This post was originally published on Distributed Python on September 14th, 2018.
Concurrency is often misunderstood and mistaken for parallelism. However, concurrency and parallelism are not the same thing. But why should you care? All you want is to make your Python application fast and responsive. Which you can achieve by distributing it across many CPUs. What difference does it make whether you call it concurrency or parallelism?
Why should you care?
Turns out, a lot actually. What happens is that you want to make your application fast, so you run it on more processors and… it gets slower. And you think: this is broken, this doesn’t make any sense. But what is broken is the understanding of concurrency and parallelism. That’s why in this blog post I’ll explain the difference between concurrency and parallelism and what’s in it for you.
Parallelism is the simultaneous execution of multiple things. These things are possibly related, possibly not. Parallelism is about doing a lot of things at once. Is is the act of running multiple computations simultaneously. Parallel computing can be of different types: bit-level, instruction-level, data and task parallelism. But it is entirely about execution.
Concurrency is the ability to deal with a lot of things at once. It is about the_composition_ of independently executing things. Concurrency is a way to structure a program by breaking it into pieces that can be executed independently. This involves structuring but also coordinating thiese pieces, which is communication. Concurrency is the act of managing and running multiple computations at the same time.

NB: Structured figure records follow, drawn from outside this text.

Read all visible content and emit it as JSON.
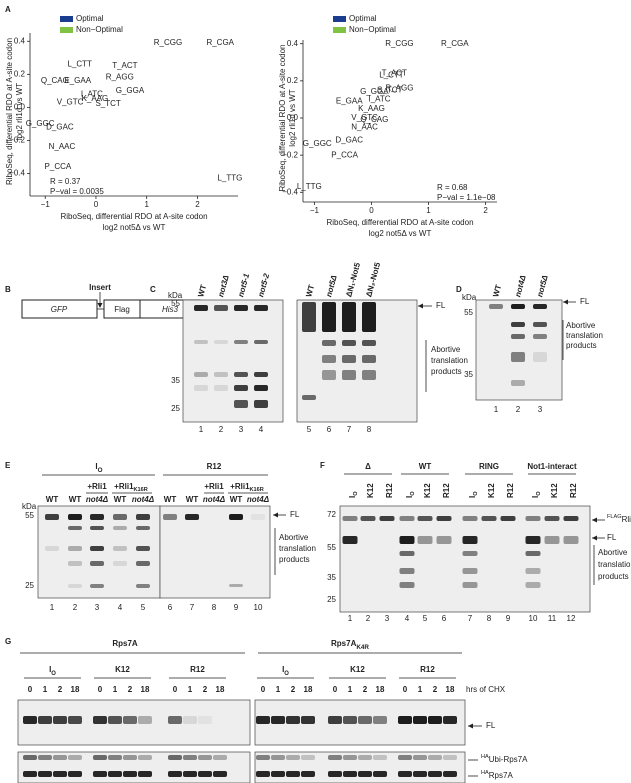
{
  "chart_data": [
    {
      "type": "scatter",
      "xlabel": "RiboSeq, differential RDO at A-site codon",
      "xlabel2": "log2 not5Δ vs WT",
      "ylabel": "RiboSeq, differential RDO at A-site codon",
      "ylabel2": "log2 rli1d vs WT",
      "stats": [
        "R = 0.37",
        "P−val = 0.0035"
      ],
      "xlim": [
        -1.3,
        2.8
      ],
      "xticks": [
        {
          "value": -1,
          "label": "−1"
        },
        0,
        1,
        2
      ],
      "ylim": [
        -0.5,
        0.45
      ],
      "yticks": [
        {
          "value": -0.4,
          "label": "−0.4"
        },
        {
          "value": -0.2,
          "label": "−0.2"
        },
        {
          "value": 0,
          "label": "0.0"
        },
        0.2,
        0.4
      ],
      "legend": "top-left",
      "series": [
        {
          "name": "Optimal",
          "color": "#1b3d8f",
          "labels": [
            "T_ACT",
            "E_GAA",
            "K_AAG",
            "D_GAC",
            "S_TCT",
            "I_ATC",
            "V_GTC",
            "N_AAC",
            "G_GGC"
          ],
          "x": [
            0.57,
            -0.36,
            -0.02,
            -0.71,
            0.24,
            -0.08,
            -0.51,
            -0.67,
            -1.1
          ],
          "values": [
            0.25,
            0.16,
            0.05,
            -0.12,
            0.02,
            0.08,
            0.03,
            -0.24,
            -0.1
          ]
        },
        {
          "name": "Non−Optimal",
          "color": "#80c342",
          "labels": [
            "R_CGG",
            "R_CGA",
            "L_TTG",
            "P_CCA",
            "L_CTT",
            "R_AGG",
            "Q_CAG",
            "G_GGA"
          ],
          "x": [
            1.42,
            2.45,
            2.64,
            -0.75,
            -0.32,
            0.47,
            -0.81,
            0.67
          ],
          "values": [
            0.39,
            0.39,
            -0.43,
            -0.36,
            0.26,
            0.18,
            0.16,
            0.1
          ]
        }
      ]
    },
    {
      "type": "scatter",
      "xlabel": "RiboSeq, differential RDO at A-site codon",
      "xlabel2": "log2 not5Δ vs WT",
      "ylabel": "RiboSeq, differential RDO at A-site codon",
      "ylabel2": "log2 rli1d vs WT",
      "stats": [
        "R = 0.68",
        "P−val = 1.1e−08"
      ],
      "xlim": [
        -1.2,
        2.2
      ],
      "xticks": [
        {
          "value": -1,
          "label": "−1"
        },
        0,
        1,
        2
      ],
      "ylim": [
        -0.42,
        0.42
      ],
      "yticks": [
        {
          "value": -0.4,
          "label": "−0.4"
        },
        {
          "value": -0.2,
          "label": "−0.2"
        },
        {
          "value": 0,
          "label": "0.0"
        },
        0.2,
        0.4
      ],
      "legend": "top-left",
      "series": [
        {
          "name": "Optimal",
          "color": "#1b3d8f",
          "labels": [
            "T_ACT",
            "K_AAG",
            "N_AAC",
            "G_GGC",
            "D_GAC",
            "V_GTC",
            "S_TCT",
            "I_ATC",
            "E_GAA"
          ],
          "x": [
            0.4,
            0,
            -0.12,
            -0.95,
            -0.39,
            -0.12,
            0.32,
            0.14,
            -0.39
          ],
          "values": [
            0.24,
            0.05,
            -0.05,
            -0.14,
            -0.12,
            0,
            0.15,
            0.1,
            0.09
          ]
        },
        {
          "name": "Non−Optimal",
          "color": "#80c342",
          "labels": [
            "R_CGG",
            "R_CGA",
            "L_TTG",
            "P_CCA",
            "L_CTT",
            "R_AGG",
            "Q_CAG",
            "G_GGA"
          ],
          "x": [
            0.49,
            1.46,
            -1.09,
            -0.47,
            0.35,
            0.49,
            0.05,
            0.05
          ],
          "values": [
            0.4,
            0.4,
            -0.37,
            -0.2,
            0.23,
            0.16,
            -0.01,
            0.14
          ]
        }
      ]
    }
  ],
  "letters": [
    "A",
    "B",
    "C",
    "D",
    "E",
    "F",
    "G"
  ],
  "B": {
    "insert": "Insert",
    "boxes": [
      "GFP",
      "Flag",
      "His3"
    ]
  },
  "C": {
    "kda": "kDa",
    "markers": [
      55,
      35,
      25
    ],
    "lanes_left": [
      "WT",
      "not3Δ",
      "not5-1",
      "not5-2"
    ],
    "lanes_right": [
      "WT",
      "not5Δ",
      "ΔN₁-Not5",
      "ΔN₂-Not5"
    ],
    "lane_numbers": [
      1,
      2,
      3,
      4,
      5,
      6,
      7,
      8
    ],
    "fl": "FL",
    "abortive": [
      "Abortive",
      "translation",
      "products"
    ]
  },
  "D": {
    "kda": "kDa",
    "markers": [
      55,
      35
    ],
    "lanes": [
      "WT",
      "not4Δ",
      "not5Δ"
    ],
    "lane_numbers": [
      1,
      2,
      3
    ],
    "fl": "FL",
    "abortive": [
      "Abortive",
      "translation",
      "products"
    ]
  },
  "E": {
    "groups": [
      {
        "text": "I",
        "sub": "O"
      },
      "R12"
    ],
    "subgroups": [
      "+Rli1",
      {
        "text": "+Rli1",
        "sub": "K16R"
      },
      "+Rli1",
      {
        "text": "+Rli1",
        "sub": "K16R"
      }
    ],
    "lanes": [
      "WT",
      "WT",
      "not4Δ",
      "WT",
      "not4Δ",
      "WT",
      "WT",
      "not4Δ",
      "WT",
      "not4Δ"
    ],
    "kda": "kDa",
    "markers": [
      55,
      25
    ],
    "lane_numbers": [
      1,
      2,
      3,
      4,
      5,
      6,
      7,
      8,
      9,
      10
    ],
    "fl": "FL",
    "abortive": [
      "Abortive",
      "translation",
      "products"
    ]
  },
  "F": {
    "groups": [
      "Δ",
      "WT",
      "RING",
      "Not1-interact"
    ],
    "lanes": [
      {
        "text": "I",
        "sub": "O"
      },
      "K12",
      "R12",
      {
        "text": "I",
        "sub": "O"
      },
      "K12",
      "R12",
      {
        "text": "I",
        "sub": "O"
      },
      "K12",
      "R12",
      {
        "text": "I",
        "sub": "O"
      },
      "K12",
      "R12"
    ],
    "markers": [
      72,
      55,
      35,
      25
    ],
    "lane_numbers": [
      1,
      2,
      3,
      4,
      5,
      6,
      7,
      8,
      9,
      10,
      11,
      12
    ],
    "flag": {
      "sup": "FLAG",
      "text": "Rli1"
    },
    "fl": "FL",
    "abortive": [
      "Abortive",
      "translation",
      "products"
    ]
  },
  "G": {
    "constructs": [
      "Rps7A",
      {
        "text": "Rps7A",
        "sub": "K4R"
      }
    ],
    "groups": [
      {
        "text": "I",
        "sub": "O"
      },
      "K12",
      "R12",
      {
        "text": "I",
        "sub": "O"
      },
      "K12",
      "R12"
    ],
    "hours": [
      0,
      1,
      2,
      18
    ],
    "hours_label": "hrs of CHX",
    "fl": "FL",
    "ubi": {
      "sup": "HA",
      "text": "Ubi-Rps7A"
    },
    "rps": {
      "sup": "HA",
      "text": "Rps7A"
    }
  }
}
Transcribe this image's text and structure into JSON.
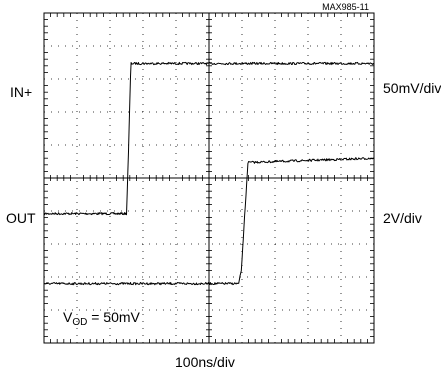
{
  "chart_data": {
    "type": "line",
    "figure_id": "MAX985-11",
    "x_axis": {
      "scale": "100ns/div",
      "divisions": 10,
      "range_ns": [
        0,
        1000
      ]
    },
    "grid": true,
    "channels": [
      {
        "name": "IN+",
        "scale": "50mV/div",
        "x_ns": [
          0,
          250,
          257,
          263,
          1000
        ],
        "level_div_from_top": [
          6.08,
          6.08,
          3.9,
          1.53,
          1.53
        ]
      },
      {
        "name": "OUT",
        "scale": "2V/div",
        "x_ns": [
          0,
          590,
          598,
          618,
          1000
        ],
        "level_div_from_top": [
          8.2,
          8.2,
          7.8,
          4.53,
          4.4
        ]
      }
    ],
    "annotation": {
      "main": "V",
      "sub": "OD",
      "rest": " = 50mV"
    }
  }
}
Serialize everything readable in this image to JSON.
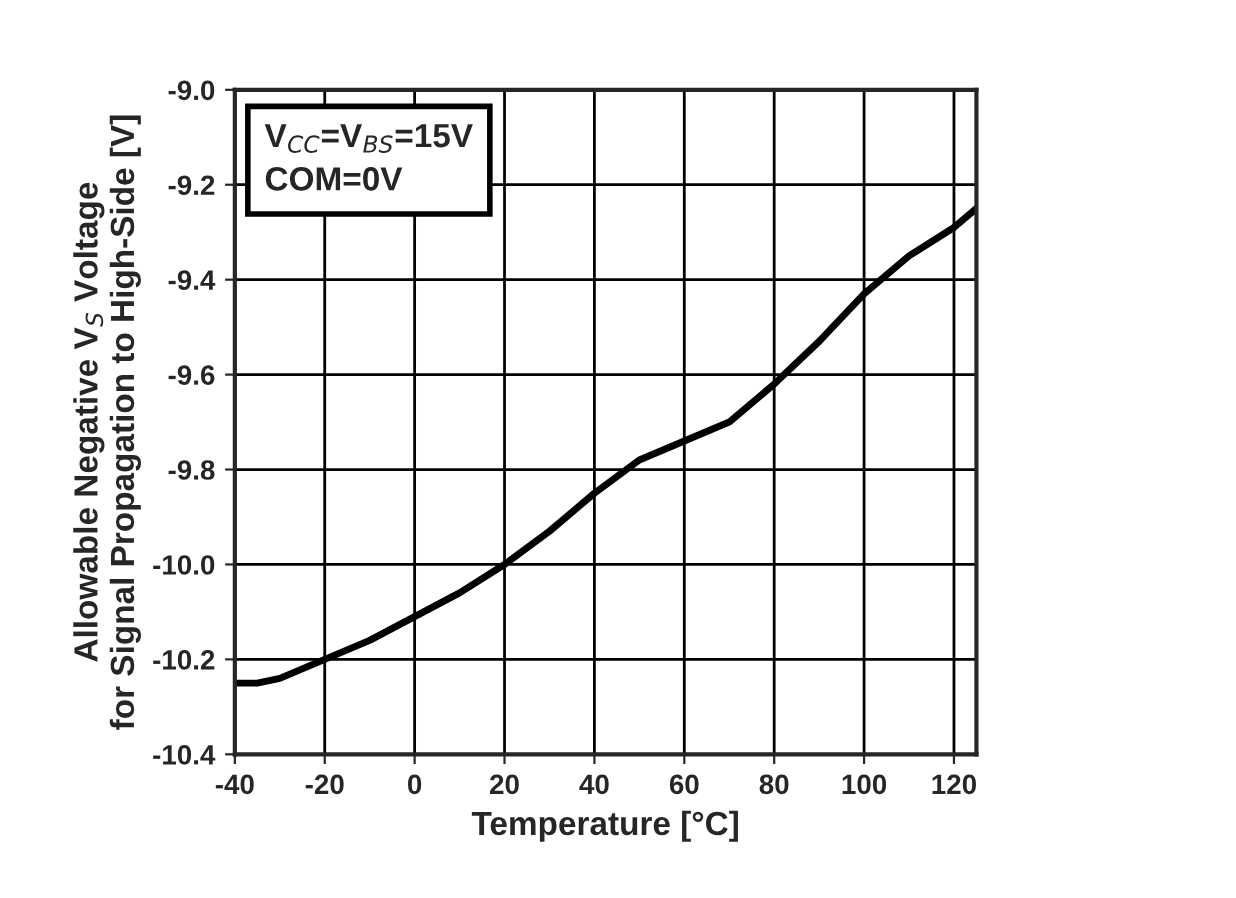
{
  "chart_data": {
    "type": "line",
    "xlabel": "Temperature [°C]",
    "ylabel": "Allowable Negative V$_{S}$ Voltage\nfor Signal Propagation to High-Side [V]",
    "annotations": [
      "V$_{CC}$=V$_{BS}$=15V\nCOM=0V"
    ],
    "x": [
      -40,
      -35,
      -30,
      -25,
      -20,
      -10,
      0,
      10,
      20,
      30,
      40,
      50,
      60,
      70,
      80,
      90,
      100,
      110,
      120,
      125
    ],
    "series": [
      {
        "color": "#000000",
        "values": [
          -10.25,
          -10.25,
          -10.24,
          -10.22,
          -10.2,
          -10.16,
          -10.11,
          -10.06,
          -10.0,
          -9.93,
          -9.85,
          -9.78,
          -9.74,
          -9.7,
          -9.62,
          -9.53,
          -9.43,
          -9.35,
          -9.29,
          -9.25
        ]
      }
    ],
    "xlim": [
      -40,
      125
    ],
    "xticks": [
      -40,
      -20,
      0,
      20,
      40,
      60,
      80,
      100,
      120
    ],
    "ylim": [
      -10.4,
      -9.0
    ],
    "yticks": [
      {
        "value": -10.4,
        "label": "-10.4"
      },
      {
        "value": -10.2,
        "label": "-10.2"
      },
      {
        "value": -10.0,
        "label": "-10.0"
      },
      {
        "value": -9.8,
        "label": "-9.8"
      },
      {
        "value": -9.6,
        "label": "-9.6"
      },
      {
        "value": -9.4,
        "label": "-9.4"
      },
      {
        "value": -9.2,
        "label": "-9.2"
      },
      {
        "value": -9.0,
        "label": "-9.0"
      }
    ],
    "grid": true,
    "line_style": "solid",
    "legend": false
  }
}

For example, an operating system has multiple I/O devices: a keyboard driver, a mouse driver, a network driver and a screen driver. All these devices are managed by the operationg system as independent things. They are concurrent things. But they are not necessarily parallel. In fact, it does not matter. If you only have one processor, only one process can only ever run at a time. So, this is a concurrent model, but it is not necessarily parallel. It does not need to be parallel, but it is very benefical for it to be concurrent.
Concurrency is a way to structure things so that you can (maybe) run these things in parallel to do a better or faster job. But parallelism is not the goal of concurrency, the goal of concurrency is a good structure. A structure that allows you to scale.
Concurrency and parallelism with Celery and Dask
An example where concurrency matters is one of my consulting projects. A hedge fund needed to fetch (a lot of) market data from an external data vendor (Bloomberg). This process would run once a day and write the data to an internal database. We broke the process down into small pieces: request the data from the Bloomberg webservice, poll the webservice at regular intervals to establish whether the data is ready for collection, collect the data, transform the data, write the data into the database. We defined the tasks in such a way that each of them can be executed independently. Which means they can run concurrently. And in order to run the entire process faster, we made it parallel by scaling up the number of workers (we used Celery). But this could not have happened without concurrency.
An example where parallel computation matters – and concurrency not – is when dealing with large Pandas datasets in a Jupyter notebook. If your datasets are so large that they do not fit into your computer’s memory, you can solve that problem by parallelising the dataset across a cluster of machines. In this case, you want data parallelism. Concurrency does not matter. And this is a textbook example for Dask.